Roach distinguishes the felony crimes that form the focus of the book’s first half from the “less grievous but more widespread” (p. 3) crimes (like jaywalking) that she explores in the second half. Do the punishments that species face throughout Fuzz match the severity of the crimes committed? If the magnitude of a crime doesn’t determine the penalty, then what does? Do you think animals can be punished for following their instincts?
Roach mentions that she worked at a zoo in her twenties. How do you think that experience might have shaped her understanding of animals in the wild?
Roach comes across a number of highly unusual job titles throughout her travels (monkey capturing team, certified danger-tree assessor, and human bird scarer are just the tip of the iceberg). Which unconventional job did you find most appealing? Which would you least like to do?

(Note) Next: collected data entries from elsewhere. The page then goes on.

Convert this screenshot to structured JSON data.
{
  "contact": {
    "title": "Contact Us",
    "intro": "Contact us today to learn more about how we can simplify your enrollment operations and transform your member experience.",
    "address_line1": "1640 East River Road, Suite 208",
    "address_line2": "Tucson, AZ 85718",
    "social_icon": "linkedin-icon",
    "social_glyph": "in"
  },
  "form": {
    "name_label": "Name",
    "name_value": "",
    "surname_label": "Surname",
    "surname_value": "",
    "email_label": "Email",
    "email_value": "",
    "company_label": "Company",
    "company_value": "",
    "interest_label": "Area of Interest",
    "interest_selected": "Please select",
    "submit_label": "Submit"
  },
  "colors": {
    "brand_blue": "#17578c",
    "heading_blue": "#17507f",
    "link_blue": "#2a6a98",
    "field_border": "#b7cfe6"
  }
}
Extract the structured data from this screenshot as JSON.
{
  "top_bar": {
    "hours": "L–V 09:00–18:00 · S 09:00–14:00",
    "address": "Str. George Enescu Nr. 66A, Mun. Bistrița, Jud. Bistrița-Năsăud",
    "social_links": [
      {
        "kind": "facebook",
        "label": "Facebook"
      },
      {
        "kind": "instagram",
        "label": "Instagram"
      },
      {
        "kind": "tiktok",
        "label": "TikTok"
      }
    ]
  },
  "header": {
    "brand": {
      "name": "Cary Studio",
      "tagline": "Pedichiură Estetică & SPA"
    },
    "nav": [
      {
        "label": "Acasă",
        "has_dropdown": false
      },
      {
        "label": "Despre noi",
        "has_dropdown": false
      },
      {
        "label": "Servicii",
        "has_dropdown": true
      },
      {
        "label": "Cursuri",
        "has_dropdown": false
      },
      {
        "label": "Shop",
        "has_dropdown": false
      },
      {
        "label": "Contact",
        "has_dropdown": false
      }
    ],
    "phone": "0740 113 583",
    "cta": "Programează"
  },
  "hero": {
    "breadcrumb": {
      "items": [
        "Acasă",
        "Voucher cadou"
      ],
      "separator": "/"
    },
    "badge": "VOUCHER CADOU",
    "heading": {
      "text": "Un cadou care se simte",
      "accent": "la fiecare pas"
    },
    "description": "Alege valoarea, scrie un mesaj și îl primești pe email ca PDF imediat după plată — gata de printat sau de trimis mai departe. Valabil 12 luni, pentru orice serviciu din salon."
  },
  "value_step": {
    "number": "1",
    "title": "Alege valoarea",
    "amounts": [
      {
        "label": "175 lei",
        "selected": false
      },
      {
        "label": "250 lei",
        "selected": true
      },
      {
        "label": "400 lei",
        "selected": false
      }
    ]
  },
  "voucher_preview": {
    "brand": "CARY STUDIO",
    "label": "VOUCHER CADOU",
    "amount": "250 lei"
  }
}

Roach’s exploration takes her outside of the United States, particularly to India and New Zealand. How do the approaches to wildlife management in those countries differ from those taken in the United States? Which country’s philosophy makes the most sense to you?
Roach writes, “There are other ways to perceive the world. If you want to communicate something to an animal, you may need to translate your message” (p. 205). Where do you see this translation in action in Fuzz? How do the specialists Roach meets “read the natural world” (p. 129)? What are the consequences of not doing so?
The Washington Post calls Roach “America’s funniest science writer.” What role does humor play in Fuzz? How does it help Roach (and us as her readers) confront some of the more “heartbreaking” (p. 256) realities of human-wildlife relations? Are there moments in the book where Roach sets humor aside?
Hunters and more conservation-minded specialists have an uneasy relationship throughout Fuzz; yet Roach also notes, “Naturalists were the original biologists, and hunters and trappers were the original naturalists” (p. 130). Where in the book do hunters and conservationists butt heads, and where are they unexpectedly aligned? How do farmers fit into the equation? And how are the perspectives of all three rooted in what Roach calls “the inside-out history of conservation in America” (p. 172)?
Animal ethicist Bruce Warburton develops and tests humane traps in the belief that humans have “a duty of care” (p. 261) to minimize the suffering of the animals caught in them. How do other specialists that Roach introduces balance ethics with effectiveness in their approach to human-wildlife conflict? Can the two go hand in hand, and are there instances in which it’s particularly difficult to reconcile one with the other?
National Wildlife Research Center Public Affairs Specialist Gail Keirn reflects that, “When it comes to wildlife issues, seems like we’ve created a lot of our own problems” (p. 248). What does Keirn mean by this, and does Roach agree? Where in Fuzz do humans seem to be at the root of the wildlife problems Roach discusses?
Speaking in 1958 of the US navy’s albatross conundrum on Midway Atoll, an airman characterized himself and his fellow aviators as “only transients subject to the whims of a bird that refuses to be conquered” (p. 184). Why do you think that so many of the human efforts to control nature that Roach chronicles ultimately end in failure?
From a trip down the hatch into the alimentary canal to an exploration of the science that keeps soldiers protected, Roach’s previous books always reveal something fundamental about their human subjects. What does her investigation of the natural world in Fuzz tell us about ourselves as human beings?
After visiting Roger’s Colorado feedlot, Roach writes, “I’d like to end this book right here” (p. 288). Why does she feel this way? How do the gene drives that Roach discusses earlier in the chapter complicate her hopeful ending?
In the book’s final pages, Roach returns from her two-year exploration and encounters a roof rat on the deck of her home. Though her immediate impulse is to drive to the hardware store for a rat trap, she thinks twice. Has Fuzz changed the way you think about the natural world? In future, will you approach your interactions with wildlife—even common household pests—any differently?